Healthcare – Clinicians create diagnostic models based on medical images and electronic health records unique to their facility.
Manufacturing – Factories optimize predictive maintenance models with data from their equipment sensors and IoT devices.
Technology – Tech companies enhance code intelligence with LLMs trained on internal codebases and documentation.
Retail – Retailers better forecast demand and analyze supply chain disruptions using store and inventory data.
Cybersecurity – Security teams develop anomaly detection models trained on network activity and threat intelligence.
Government – Agencies like the NIH use MosaicML to create biomedical language models on research literature.
Across verticals, MosaicML delivers the performance needed to make building with large models practical.
MosaicML integrates with the popular tools enterprises already use for data and model management. This includes support for:
- MLOps – Tools like Weights & Biases, Comet, and Neptune allow tracking experiments run on MosaicML. Models can be registered, compared, and promoted.
- Data infrastructure – Bring your own data from internal databases, data lakes on AWS S3 or GCS, and other storage systems.
- AI frameworks – Interoperable with all the major frameworks like PyTorch, TensorFlow, and Hugging Face Transformers.
- Cloud providers – Train across low-cost spot instances on AWS, GCP, and Microsoft Azure.
- AI deployment – Package trained models and serve predictions through SageMaker, Azure Machine Learning, and other tools.
These integrations provide flexibility to use MosaicML as part of existing infrastructure.
While MosaicML is a relatively new startup, it already counts numerous enterprises as customers. Early adopters span industries including:
- Replit – Used MosaicML to train Codex model for powering AI coding assistant.
- Anthem – Leading health insurance company using MosaicML to build clinical language models.
- Twilio – Communications platform company improving customer support models with MosaicML.
- Karius – Life science startup training pathogen detection models for infection testing.
- Allen Institute for AI – Nonprofit research institute using MosaicML to create biomedical LLMs.
- Samsung Next – MosaicML investor and customer focused on bringing AI to next gen consumer devices.

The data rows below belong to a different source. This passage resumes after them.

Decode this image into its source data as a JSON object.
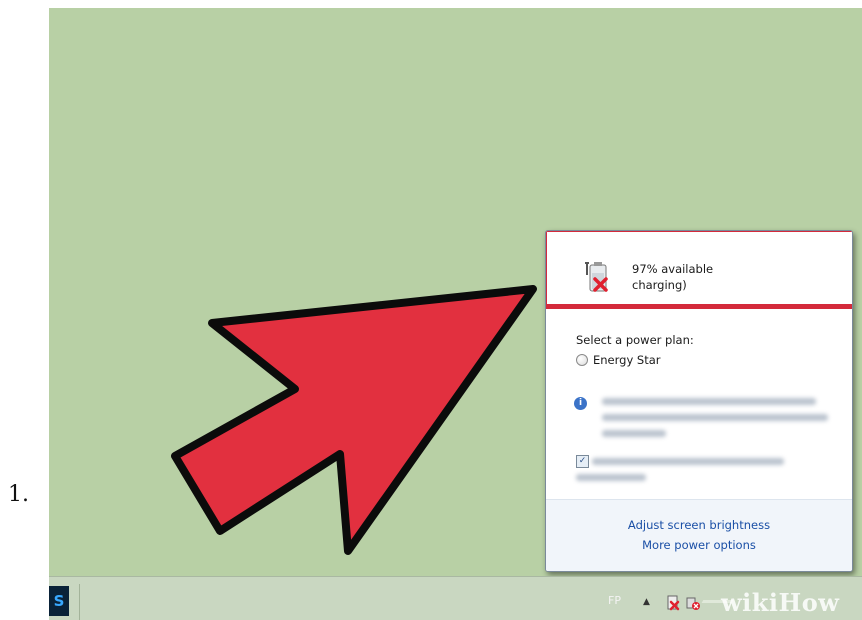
{
  "step": {
    "number": "1."
  },
  "battery": {
    "status_line1": "97% available",
    "status_line2": "charging)",
    "icon": "battery-plug-error-icon"
  },
  "power_plan": {
    "title": "Select a power plan:",
    "options": [
      {
        "label": "Energy Star",
        "selected": false
      }
    ]
  },
  "footer": {
    "link1": "Adjust screen brightness",
    "link2": "More power options"
  },
  "taskbar": {
    "app_icon_label": "S",
    "tray_label": "FP",
    "tray_expand": "▲"
  },
  "watermark": {
    "text_wiki": "wiki",
    "text_how": "How"
  },
  "colors": {
    "desktop": "#b8d0a5",
    "arrow": "#e2303f",
    "highlight": "#d42a3b",
    "link": "#1a4fa6"
  }
}
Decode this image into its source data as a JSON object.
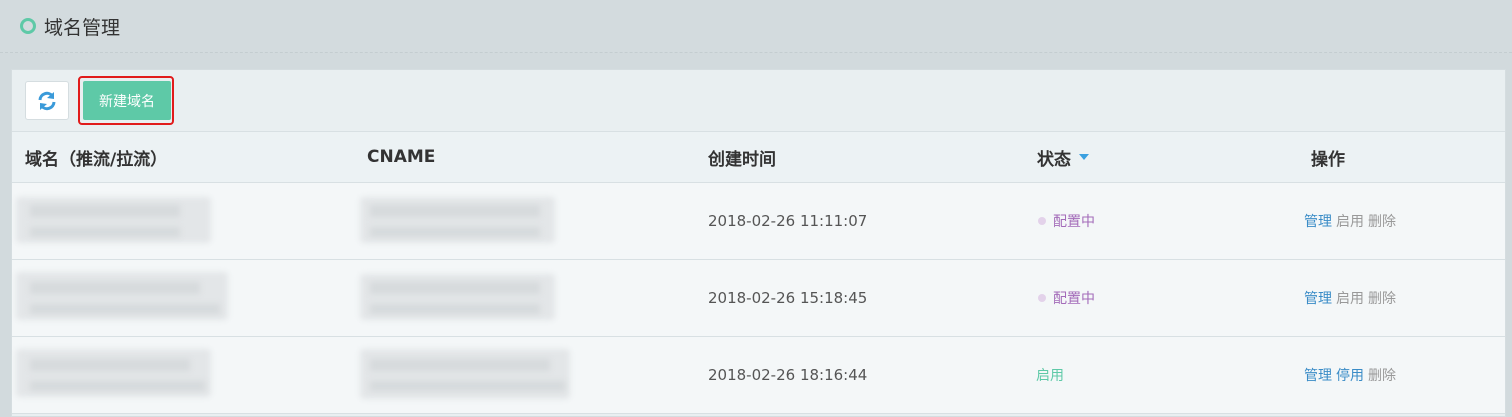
{
  "header": {
    "title": "域名管理"
  },
  "toolbar": {
    "new_domain_label": "新建域名"
  },
  "table": {
    "columns": {
      "domain": "域名（推流/拉流）",
      "cname": "CNAME",
      "created": "创建时间",
      "status": "状态",
      "actions": "操作"
    },
    "rows": [
      {
        "created": "2018-02-26 11:11:07",
        "status": "配置中",
        "actions": [
          "管理",
          "启用",
          "删除"
        ]
      },
      {
        "created": "2018-02-26 15:18:45",
        "status": "配置中",
        "actions": [
          "管理",
          "启用",
          "删除"
        ]
      },
      {
        "created": "2018-02-26 18:16:44",
        "status": "启用",
        "actions": [
          "管理",
          "停用",
          "删除"
        ]
      }
    ]
  },
  "colors": {
    "accent": "#5ec9a7",
    "link": "#3a8cc7",
    "status_config": "#a36bb9",
    "highlight": "#e11b1b"
  },
  "icons": {
    "refresh": "refresh-icon",
    "header_marker": "circle-icon",
    "sort": "caret-down-icon"
  }
}
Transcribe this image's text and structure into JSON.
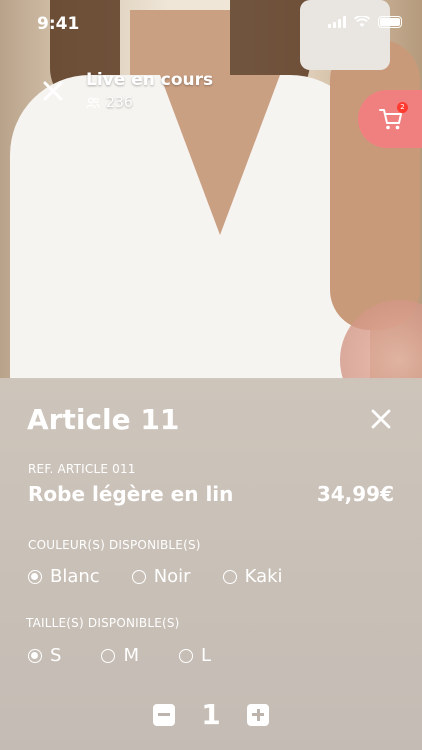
{
  "status_bar": {
    "time": "9:41"
  },
  "live": {
    "title": "Live en cours",
    "viewers": "236"
  },
  "cart": {
    "badge_count": "2"
  },
  "article": {
    "title": "Article 11",
    "ref": "REF. ARTICLE 011",
    "name": "Robe légère en lin",
    "price": "34,99€"
  },
  "colors": {
    "label": "COULEUR(S) DISPONIBLE(S)",
    "options": [
      {
        "label": "Blanc",
        "selected": true
      },
      {
        "label": "Noir",
        "selected": false
      },
      {
        "label": "Kaki",
        "selected": false
      }
    ]
  },
  "sizes": {
    "label": "TAILLE(S) DISPONIBLE(S)",
    "options": [
      {
        "label": "S",
        "selected": true
      },
      {
        "label": "M",
        "selected": false
      },
      {
        "label": "L",
        "selected": false
      }
    ]
  },
  "quantity": {
    "value": "1"
  },
  "theme": {
    "accent": "#f08080",
    "badge": "#ff3b30",
    "text": "#ffffff"
  }
}
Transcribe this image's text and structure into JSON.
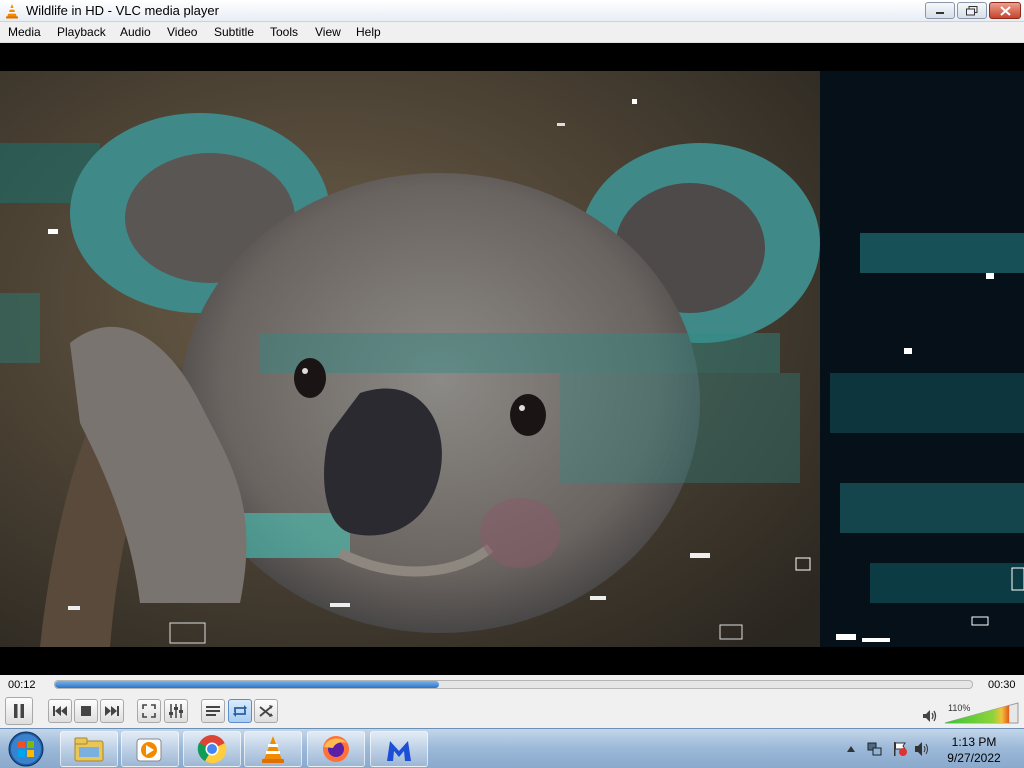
{
  "window": {
    "title": "Wildlife in HD - VLC media player"
  },
  "menu": [
    "Media",
    "Playback",
    "Audio",
    "Video",
    "Subtitle",
    "Tools",
    "View",
    "Help"
  ],
  "player": {
    "time_elapsed": "00:12",
    "time_total": "00:30",
    "progress": 0.419,
    "volume_label": "110%",
    "volume_level": 1.1
  },
  "controls": {
    "icons": [
      "pause-icon",
      "previous-icon",
      "stop-icon",
      "next-icon",
      "fullscreen-icon",
      "extended-settings-icon",
      "playlist-icon",
      "loop-icon",
      "shuffle-icon",
      "speaker-icon"
    ]
  },
  "taskbar": {
    "apps": [
      "windows-explorer-icon",
      "media-player-icon",
      "chrome-icon",
      "vlc-icon",
      "firefox-icon",
      "malwarebytes-icon"
    ],
    "clock_time": "1:13 PM",
    "clock_date": "9/27/2022"
  },
  "colors": {
    "accent": "#2a74c9",
    "vlc_orange": "#f28a00",
    "taskbar": "#9bb8d8"
  }
}
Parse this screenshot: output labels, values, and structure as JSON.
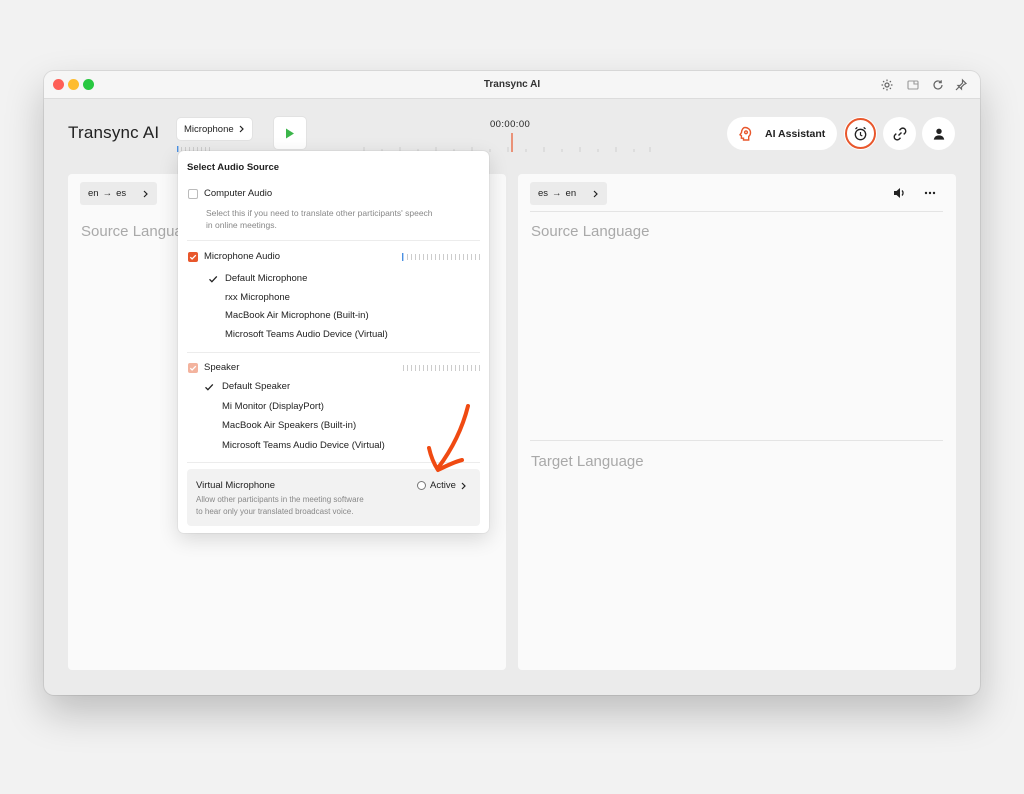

These customers highlight the breadth of enterprise use cases MosaicML can support. The startup is poised for rapid growth as more companies embrace AI and leverage its platform.
Funding and Investors
As an enterprise startup selling to major corporations, MosaicML has attracted significant investor interest:
- June 2022 – $38M Series A led by AME Cloud Ventures with participation from DCVC, Playground Global, and Samsung Next.
- October 2021 – $9M Seed led by Lux Capital and Frontline Capital.
Additional investors include OpenAI co-founder Greg Brockman, Segment co-founder Calvin French Owen, and angel investor Elad Gil.
Top venture capital firms are eager to back MosaicML’s vision of empowering every company to benefit from AI. The substantial capital allows MosaicML to continue expanding its platform capabilities.
The Future of MosaicML
MosaicML sits at the intersection of two major trends – the democratization of generative AI and rise of custom corporate language models. Enterprises want to leverage large language models, but struggles with the difficulty of training them.
MosaicML introduces efficiencies that allow every organization to develop tailored LLMs with full control of their data. This aligns with growing concerns over ethics, bias, and privacy in AI applications.
As more businesses embrace AI-first strategies, MosaicML provides the tools they need to be AI leaders. Backed by world-class technologists and investors, MosaicML is poised to power the next generation of enterprise AI.
By making large language model training accessible, MosaicML aims to put every company in the driver’s seat of the AI revolution.
So in summary, MosaicML combines cutting-edge R&D with an enterprise-focused platform for efficient LLM training. Their technology and expertise helps organizations operationalize generative AI with their own data. As AI adoption grows, expect MosaicML to play an integral role empowering businesses to customize models aligning with their values.